Walt is the Senior Vice President for Strategic Affairs and General Counsel for New Orleans & Company, a nationally accredited, 1,100-member destination marketing organization and one of the largest and most successful private economic development corporations in Louisiana. Prior to New Orleans & Company, Walt practiced law for 17 years and served for 12 years in the Louisiana legislature, the last 8 years as Speaker Pro Tempore of the Louisiana House of Representatives and was the youngest member to ever serve in this position.

Mark Romig

Mark is the Chief Marketing Officer for New Orleans & Company. Prior to joining New Orleans & Company, Mark served as President and CEO of New Orleans Tourism Marketing Corporation and the volunteer President and CEO of the 2018 NOLA Foundation, the support arm for the city’s Tricentennial. Mark is involved with numerous New Orleans organizations including the Emeril Lagasse Foundation, Academy of the Sacred Heart, Audubon Nature Institute, the Fore!Kids Foundation, and also serves on the Federal Reserve Bank of Atlanta’s Tour and Travel Advisory Council.

Susan Taylor

Susan is the Executive Director of the New Orleans Museum of Art (NOMA). Since joining NOMA in 2010, Susan has put in place ambitious exhibition, acquisitions, and program initiatives and placed a renewed emphasis on education strategies for families and children. As a result, Susan has positioned NOMA as a center for cultural activity in New Orleans—and at the center of a national conversation about the responsibility of cultural organizations to create and build community. Prior to her time in New Orleans, Susan led the Davis Museum and Cultural Center at Wellesley College and the Princeton University Art Museum. Susan is a past president of the Association of Art Museum Directors (AAMD) and served two terms on the AAMD board. Susan was named the 2017 Woman of The Year by New Orleans City Business and is was recognized in the 2019 class of role models by the Young Leadership Counsel.

Marshall Redmon

Photo of Marshall M. Redmon

Marshall is the managing partner of Phelps Dunbar.
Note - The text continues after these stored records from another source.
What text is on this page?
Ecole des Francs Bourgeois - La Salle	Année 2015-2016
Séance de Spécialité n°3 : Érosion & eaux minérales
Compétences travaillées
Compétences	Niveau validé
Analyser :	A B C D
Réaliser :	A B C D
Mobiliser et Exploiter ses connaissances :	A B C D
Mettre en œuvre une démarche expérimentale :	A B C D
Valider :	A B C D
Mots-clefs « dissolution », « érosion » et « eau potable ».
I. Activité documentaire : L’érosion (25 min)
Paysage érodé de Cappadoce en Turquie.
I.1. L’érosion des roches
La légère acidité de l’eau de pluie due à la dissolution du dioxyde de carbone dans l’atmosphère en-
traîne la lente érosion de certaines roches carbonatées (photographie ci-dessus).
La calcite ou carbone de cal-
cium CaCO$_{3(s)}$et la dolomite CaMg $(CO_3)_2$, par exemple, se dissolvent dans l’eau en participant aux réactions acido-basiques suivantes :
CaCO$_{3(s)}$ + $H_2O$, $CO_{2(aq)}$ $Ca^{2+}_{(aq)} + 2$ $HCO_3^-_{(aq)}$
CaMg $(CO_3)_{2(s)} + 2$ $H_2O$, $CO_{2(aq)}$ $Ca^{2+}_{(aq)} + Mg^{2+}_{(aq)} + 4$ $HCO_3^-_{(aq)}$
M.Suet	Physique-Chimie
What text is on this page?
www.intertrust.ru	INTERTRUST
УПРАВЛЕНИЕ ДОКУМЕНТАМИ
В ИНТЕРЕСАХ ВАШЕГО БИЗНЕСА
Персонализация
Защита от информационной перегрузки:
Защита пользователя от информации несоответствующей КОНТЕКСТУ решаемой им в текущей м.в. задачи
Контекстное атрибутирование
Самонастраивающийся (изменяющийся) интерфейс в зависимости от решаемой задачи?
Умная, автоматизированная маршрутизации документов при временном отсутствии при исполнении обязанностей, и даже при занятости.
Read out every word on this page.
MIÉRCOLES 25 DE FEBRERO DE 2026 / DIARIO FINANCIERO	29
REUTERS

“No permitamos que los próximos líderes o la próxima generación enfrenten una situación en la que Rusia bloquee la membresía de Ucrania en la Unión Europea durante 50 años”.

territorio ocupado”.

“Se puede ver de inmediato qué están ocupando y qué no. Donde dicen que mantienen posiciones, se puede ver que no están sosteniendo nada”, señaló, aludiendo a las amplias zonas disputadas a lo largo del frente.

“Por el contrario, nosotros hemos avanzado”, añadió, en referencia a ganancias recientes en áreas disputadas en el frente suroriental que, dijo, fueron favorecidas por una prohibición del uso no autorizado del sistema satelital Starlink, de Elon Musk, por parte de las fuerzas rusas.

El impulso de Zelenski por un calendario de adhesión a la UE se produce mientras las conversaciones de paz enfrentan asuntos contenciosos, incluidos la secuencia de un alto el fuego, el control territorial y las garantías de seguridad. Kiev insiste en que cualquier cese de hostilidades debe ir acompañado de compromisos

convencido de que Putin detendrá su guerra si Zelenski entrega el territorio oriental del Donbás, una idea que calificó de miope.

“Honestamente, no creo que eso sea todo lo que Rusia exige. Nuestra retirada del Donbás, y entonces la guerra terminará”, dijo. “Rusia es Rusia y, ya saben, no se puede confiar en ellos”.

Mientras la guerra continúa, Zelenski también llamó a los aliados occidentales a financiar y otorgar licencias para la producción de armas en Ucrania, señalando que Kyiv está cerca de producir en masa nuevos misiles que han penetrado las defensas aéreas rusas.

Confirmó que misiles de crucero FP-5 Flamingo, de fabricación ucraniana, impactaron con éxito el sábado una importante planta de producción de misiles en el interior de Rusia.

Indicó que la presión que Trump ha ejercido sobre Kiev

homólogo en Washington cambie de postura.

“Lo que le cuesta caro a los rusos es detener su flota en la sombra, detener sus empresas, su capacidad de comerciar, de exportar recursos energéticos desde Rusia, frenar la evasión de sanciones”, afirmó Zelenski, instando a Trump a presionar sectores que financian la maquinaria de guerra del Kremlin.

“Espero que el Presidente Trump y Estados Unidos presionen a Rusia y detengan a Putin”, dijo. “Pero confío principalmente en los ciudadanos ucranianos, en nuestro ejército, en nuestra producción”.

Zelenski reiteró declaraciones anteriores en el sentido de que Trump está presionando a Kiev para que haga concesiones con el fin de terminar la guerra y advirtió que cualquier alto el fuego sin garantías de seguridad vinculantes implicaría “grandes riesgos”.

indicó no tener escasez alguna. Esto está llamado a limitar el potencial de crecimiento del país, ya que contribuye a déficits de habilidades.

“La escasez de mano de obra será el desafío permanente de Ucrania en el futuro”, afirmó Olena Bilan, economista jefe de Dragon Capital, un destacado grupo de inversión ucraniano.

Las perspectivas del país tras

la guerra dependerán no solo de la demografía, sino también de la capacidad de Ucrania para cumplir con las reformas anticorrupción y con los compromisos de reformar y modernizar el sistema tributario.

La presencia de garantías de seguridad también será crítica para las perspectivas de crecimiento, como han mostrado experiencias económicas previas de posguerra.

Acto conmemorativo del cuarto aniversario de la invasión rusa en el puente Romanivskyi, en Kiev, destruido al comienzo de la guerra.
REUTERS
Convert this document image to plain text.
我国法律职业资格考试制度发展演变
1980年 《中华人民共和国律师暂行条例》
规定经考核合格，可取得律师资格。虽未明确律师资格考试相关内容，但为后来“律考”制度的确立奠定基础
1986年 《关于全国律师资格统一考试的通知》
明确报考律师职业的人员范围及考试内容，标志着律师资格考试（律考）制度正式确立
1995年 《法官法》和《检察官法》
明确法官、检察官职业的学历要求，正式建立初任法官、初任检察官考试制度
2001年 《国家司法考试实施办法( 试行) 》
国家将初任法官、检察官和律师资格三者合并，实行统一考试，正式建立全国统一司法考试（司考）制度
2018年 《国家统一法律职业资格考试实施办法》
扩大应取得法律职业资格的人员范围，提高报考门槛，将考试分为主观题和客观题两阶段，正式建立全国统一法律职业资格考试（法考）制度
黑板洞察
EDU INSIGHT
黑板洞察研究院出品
As leader of a multi-state professional services organization employing about 250 people in NOLA during COVID-19, he guided the firm’s successful transition to a remote environment in early March, as well as the ongoing return to the office. In early April, Marshall led the effort to form LIGHT (Lawyers’ Initiative Giving Hospitals Thanks) which brought together over 30 law firms to raise $150,000 to feed frontline health care workers and support New Orleans's renowned food and music industries.